Presiden Prabowo Subianto. Foto: Tangkapan layar
Cerita Presiden Prabowo Dicegat Petani yang Minta MBG Tetap Berlanjut
Rahmatul Fajri • 16 May 2026 16:03
Jakarta: Presiden Prabowo Subianto mengungkap dirinya banyak menerima aspirasi langsung dari masyarakat bawah, khususnya petani dan warga prasejahtera di daerah. Agar, program Makan Bergizi Gratis (MBG) terus dilanjutkan. Ini menjadi bukti bahwa kebijakan pemenuhan gizi tersebut sangat berdampak bagi kehidupan mereka.
Pernyataan itu disampaikan Presiden Prabowo saat meresmikan dimulainya operasionalisasi 1.061 Koperasi Desa/Kelurahan Merah Putih (KDKMP) wilayah Jawa Timur dan Jawa Tengah yang dipusatkan di Kabupaten Nganjuk, Jawa Timur, Sabtu, 16 Mei 2026.
Menurut Presiden Prabowo, dalam setiap kunjungan kerjanya ke berbagai wilayah di Indonesia, ia kerap kali bertemu langsung dengan warga yang menaruh harapan besar pada keberlanjutan program MBG untuk masa depan anak-cucu mereka.
“MBG begitu penting untuk bangsa kita. Ke mana-mana saya ketemu rakyat kecil, petani, (mereka berkata) ‘Pak, tolong Pak MBG jangan diberhentikan. Ini sangat membantu cucu-cucu saya bisa makan, sangat membantu saya, sangat membantu keluarga saya,’” ujar Presiden Prabowo menirukan ucapan warga.
Presiden Prabowo menegaskan, esensi dari program MBG bukan sekadar pemenuhan nutrisi bagi anak-anak, melainkan sebuah instrumen mendasar untuk memutar roda ekonomi di tingkat akar rumput. Dengan adanya program ini, miliaran rupiah anggaran negara mengalir langsung dan berputar di pedesaan setiap harinya.
Dalam simulasinya, Kepala Negara menyebutkan perputaran uang dari program MBG di satu desa bisa mencapai Rp10,8 miliar per tahun. Dana segar yang mengalir ke desa ini secara otomatis menghidupkan usaha para produsen makanan lokal yang selama ini kesulitan mencari pasar.

Presiden Prabowo Subianto. Foto: Tangkapan layar
“Artinya adalah bahwa tiap hari di desa beredar uang. Yang tanam ikan lele bisa dijual. Yang tanam bawang merah bisa terjual. Yang bikin tempe bisa terbeli. Yang jual telur bisa. Semua produsen di desa itu hidup,” jelasnya.
Dukungan besar dan harapan tinggi dari rakyat kecil inilah yang membuat Presiden Prabowo berkomitmen penuh mengawal ketat pelaksanaan program MBG. Ia menyadari proyek berskala nasional ini rawan terhadap celah korupsi atau penyimpangan anggaran di lapangan.
Oleh karena itu, di hadapan masyarakat Nganjuk, mantan Menteri Pertahanan itu melempar ancaman keras bagi siapa saja yang berani bermain-main dengan program yang menyangkut urusan perut rakyat kecil ini.

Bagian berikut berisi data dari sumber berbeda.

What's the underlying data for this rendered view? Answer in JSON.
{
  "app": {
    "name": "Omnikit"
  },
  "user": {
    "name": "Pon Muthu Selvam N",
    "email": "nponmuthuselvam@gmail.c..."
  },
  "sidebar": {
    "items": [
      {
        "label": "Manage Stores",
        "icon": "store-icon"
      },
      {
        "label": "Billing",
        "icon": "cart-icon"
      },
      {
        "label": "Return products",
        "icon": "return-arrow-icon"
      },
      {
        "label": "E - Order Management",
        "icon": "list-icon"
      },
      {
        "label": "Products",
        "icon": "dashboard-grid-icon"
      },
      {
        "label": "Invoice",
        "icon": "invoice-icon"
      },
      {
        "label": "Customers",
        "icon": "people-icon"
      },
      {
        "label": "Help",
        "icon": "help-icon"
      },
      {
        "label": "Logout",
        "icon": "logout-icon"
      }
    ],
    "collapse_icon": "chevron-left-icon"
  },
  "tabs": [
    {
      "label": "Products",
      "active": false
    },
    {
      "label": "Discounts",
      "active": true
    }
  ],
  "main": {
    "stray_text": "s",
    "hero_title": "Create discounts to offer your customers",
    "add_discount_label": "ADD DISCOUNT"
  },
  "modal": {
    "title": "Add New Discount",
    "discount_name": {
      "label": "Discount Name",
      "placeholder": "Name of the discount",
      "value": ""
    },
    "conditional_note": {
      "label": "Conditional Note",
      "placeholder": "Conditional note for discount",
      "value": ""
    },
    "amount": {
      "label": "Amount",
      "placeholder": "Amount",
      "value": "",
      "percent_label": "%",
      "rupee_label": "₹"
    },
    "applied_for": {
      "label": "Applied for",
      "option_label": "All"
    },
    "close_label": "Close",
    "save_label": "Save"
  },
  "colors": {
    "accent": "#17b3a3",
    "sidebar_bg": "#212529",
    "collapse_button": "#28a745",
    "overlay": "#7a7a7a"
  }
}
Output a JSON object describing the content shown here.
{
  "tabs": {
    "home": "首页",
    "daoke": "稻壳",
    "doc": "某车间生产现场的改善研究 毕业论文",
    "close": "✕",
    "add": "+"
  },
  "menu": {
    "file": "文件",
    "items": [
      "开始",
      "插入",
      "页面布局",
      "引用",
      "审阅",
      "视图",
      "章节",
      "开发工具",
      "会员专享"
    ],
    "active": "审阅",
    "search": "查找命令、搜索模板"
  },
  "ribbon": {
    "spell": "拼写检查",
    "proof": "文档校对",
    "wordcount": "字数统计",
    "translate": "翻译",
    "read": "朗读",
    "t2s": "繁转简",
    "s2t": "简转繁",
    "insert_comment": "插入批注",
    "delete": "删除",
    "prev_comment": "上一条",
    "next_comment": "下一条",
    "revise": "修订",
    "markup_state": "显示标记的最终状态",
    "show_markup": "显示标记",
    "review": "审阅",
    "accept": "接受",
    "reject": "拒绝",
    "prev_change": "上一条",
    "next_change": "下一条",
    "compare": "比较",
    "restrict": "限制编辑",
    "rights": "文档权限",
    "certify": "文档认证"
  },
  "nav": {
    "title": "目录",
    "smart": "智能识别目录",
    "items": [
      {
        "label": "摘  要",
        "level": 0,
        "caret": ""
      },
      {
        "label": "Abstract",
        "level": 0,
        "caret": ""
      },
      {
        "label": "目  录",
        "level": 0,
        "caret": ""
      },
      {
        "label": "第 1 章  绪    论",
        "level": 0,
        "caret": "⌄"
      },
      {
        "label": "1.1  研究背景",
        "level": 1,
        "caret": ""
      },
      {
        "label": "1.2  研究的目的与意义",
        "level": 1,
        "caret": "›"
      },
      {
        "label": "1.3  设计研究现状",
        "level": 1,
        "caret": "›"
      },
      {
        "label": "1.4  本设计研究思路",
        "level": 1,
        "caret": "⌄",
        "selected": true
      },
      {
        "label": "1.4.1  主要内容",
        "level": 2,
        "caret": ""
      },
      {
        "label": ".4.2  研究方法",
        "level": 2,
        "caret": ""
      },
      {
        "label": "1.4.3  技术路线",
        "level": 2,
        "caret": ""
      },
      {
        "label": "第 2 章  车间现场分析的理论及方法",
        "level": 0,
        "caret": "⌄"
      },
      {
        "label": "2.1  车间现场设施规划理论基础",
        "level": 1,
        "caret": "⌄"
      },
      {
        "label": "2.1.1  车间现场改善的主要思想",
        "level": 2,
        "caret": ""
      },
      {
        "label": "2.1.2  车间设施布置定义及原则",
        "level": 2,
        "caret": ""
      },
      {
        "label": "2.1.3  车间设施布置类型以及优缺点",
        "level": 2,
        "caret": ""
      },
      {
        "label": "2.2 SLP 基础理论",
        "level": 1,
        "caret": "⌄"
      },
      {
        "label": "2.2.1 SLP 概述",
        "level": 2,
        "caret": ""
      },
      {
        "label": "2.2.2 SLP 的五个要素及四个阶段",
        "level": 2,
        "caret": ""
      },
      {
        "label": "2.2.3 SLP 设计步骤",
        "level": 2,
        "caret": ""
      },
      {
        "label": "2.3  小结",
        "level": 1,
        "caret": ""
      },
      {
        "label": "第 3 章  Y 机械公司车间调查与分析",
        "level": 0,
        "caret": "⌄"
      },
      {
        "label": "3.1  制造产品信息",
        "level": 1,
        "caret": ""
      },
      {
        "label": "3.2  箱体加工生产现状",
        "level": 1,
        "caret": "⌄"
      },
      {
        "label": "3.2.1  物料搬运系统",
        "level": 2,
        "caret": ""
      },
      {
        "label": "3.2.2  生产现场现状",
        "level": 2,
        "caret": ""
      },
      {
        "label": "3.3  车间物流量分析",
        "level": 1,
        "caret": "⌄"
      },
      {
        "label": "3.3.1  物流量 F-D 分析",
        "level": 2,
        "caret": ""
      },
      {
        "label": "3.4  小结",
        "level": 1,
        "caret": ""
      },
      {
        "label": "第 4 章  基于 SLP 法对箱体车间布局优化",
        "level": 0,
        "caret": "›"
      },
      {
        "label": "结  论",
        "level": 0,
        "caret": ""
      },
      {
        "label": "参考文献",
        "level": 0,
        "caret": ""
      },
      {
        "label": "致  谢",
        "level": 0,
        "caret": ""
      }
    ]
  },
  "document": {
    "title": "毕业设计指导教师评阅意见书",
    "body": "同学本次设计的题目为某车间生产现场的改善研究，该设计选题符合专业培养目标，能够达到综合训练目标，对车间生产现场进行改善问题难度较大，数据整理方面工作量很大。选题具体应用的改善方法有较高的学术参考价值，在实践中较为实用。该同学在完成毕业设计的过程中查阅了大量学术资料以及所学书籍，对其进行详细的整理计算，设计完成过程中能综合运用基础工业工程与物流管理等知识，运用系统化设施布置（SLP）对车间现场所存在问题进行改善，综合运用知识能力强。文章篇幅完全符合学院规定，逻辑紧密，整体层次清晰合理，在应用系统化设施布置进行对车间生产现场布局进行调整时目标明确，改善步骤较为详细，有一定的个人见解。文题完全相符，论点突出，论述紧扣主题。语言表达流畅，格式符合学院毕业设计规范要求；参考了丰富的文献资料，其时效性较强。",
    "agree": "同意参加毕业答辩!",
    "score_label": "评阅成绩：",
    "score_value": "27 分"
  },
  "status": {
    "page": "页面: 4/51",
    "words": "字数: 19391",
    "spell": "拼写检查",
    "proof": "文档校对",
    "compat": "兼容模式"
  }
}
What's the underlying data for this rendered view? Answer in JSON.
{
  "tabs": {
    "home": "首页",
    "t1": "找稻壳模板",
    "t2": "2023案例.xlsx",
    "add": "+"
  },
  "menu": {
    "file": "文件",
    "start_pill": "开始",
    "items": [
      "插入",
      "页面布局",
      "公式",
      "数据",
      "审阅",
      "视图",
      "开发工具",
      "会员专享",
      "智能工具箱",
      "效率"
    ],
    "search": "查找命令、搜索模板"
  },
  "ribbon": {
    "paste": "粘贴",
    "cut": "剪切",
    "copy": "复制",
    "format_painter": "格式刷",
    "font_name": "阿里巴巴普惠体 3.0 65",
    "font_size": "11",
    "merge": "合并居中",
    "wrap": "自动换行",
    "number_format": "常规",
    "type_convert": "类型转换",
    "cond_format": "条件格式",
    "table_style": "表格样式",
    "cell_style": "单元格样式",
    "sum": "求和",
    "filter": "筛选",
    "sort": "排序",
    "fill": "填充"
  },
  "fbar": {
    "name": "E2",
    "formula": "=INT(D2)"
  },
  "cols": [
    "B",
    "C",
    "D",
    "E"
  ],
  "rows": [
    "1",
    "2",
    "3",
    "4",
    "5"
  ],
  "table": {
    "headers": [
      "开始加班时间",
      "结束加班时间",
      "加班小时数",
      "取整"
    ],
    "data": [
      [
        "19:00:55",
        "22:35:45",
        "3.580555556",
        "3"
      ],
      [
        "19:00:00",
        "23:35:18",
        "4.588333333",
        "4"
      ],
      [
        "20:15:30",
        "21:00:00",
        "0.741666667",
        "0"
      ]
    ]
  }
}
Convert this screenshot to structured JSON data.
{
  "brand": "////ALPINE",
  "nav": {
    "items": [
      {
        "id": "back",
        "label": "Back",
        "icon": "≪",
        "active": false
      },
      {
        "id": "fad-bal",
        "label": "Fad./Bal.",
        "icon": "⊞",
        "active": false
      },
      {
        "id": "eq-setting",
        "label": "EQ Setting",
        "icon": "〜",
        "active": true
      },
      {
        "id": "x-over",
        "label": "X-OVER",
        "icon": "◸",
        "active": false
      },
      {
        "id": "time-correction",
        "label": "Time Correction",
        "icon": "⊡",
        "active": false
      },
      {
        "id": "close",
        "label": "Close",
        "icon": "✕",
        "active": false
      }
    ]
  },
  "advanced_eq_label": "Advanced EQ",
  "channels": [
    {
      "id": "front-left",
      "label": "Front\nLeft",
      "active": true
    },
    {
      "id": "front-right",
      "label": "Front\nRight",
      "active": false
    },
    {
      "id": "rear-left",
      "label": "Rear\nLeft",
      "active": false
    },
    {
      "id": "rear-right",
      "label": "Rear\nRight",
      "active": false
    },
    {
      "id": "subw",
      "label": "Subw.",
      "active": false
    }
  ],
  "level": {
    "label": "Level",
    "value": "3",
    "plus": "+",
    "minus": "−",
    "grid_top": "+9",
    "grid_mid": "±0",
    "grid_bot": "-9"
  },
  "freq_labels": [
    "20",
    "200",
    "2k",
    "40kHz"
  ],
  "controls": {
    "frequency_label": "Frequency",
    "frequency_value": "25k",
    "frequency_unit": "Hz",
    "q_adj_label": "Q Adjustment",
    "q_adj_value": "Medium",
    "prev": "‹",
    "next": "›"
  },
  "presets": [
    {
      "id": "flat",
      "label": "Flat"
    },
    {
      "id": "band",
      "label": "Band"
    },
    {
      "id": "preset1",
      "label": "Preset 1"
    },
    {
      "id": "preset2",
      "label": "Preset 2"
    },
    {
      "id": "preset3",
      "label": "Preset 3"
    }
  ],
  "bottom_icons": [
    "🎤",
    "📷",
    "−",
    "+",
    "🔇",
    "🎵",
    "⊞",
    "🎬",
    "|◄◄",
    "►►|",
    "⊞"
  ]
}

“Tapi saya sudah katakan, pemerintah saya tidak ragu-ragu, siapapun yang melanggar, yang menyimpang, yang menyalahgunakan kewenangan, akan kita tertibkan, kita bersihkan, kita copot dari jabatan,” tegas Presiden.
Guna memastikan keberlanjutan pasokan pangan untuk program MBG, pemerintah mengombinasikannya dengan pengaktifan Koperasi Desa Merah Putih. Langkah ini diambil agar rantai distribusi pangan lokal tidak lagi dikuasai oleh pemodal besar.
Selain jaminan serapan pasar melalui koperasi, Presiden Prabowo juga menutup arahannya dengan kabar baik mengenai penurunan bunga kredit ultra mikro seperti PNM Mekaar dari yang semula berkisar di angka 22-24 persen, kini dipangkas menjadi di bawah 10 persen.
Skema pembiayaan murah ini diharapkan mempermudah warga desa memproduksi bahan pangan berkualitas demi menyokong kelangsungan program Makan Bergizi Gratis di wilayah masing-masing.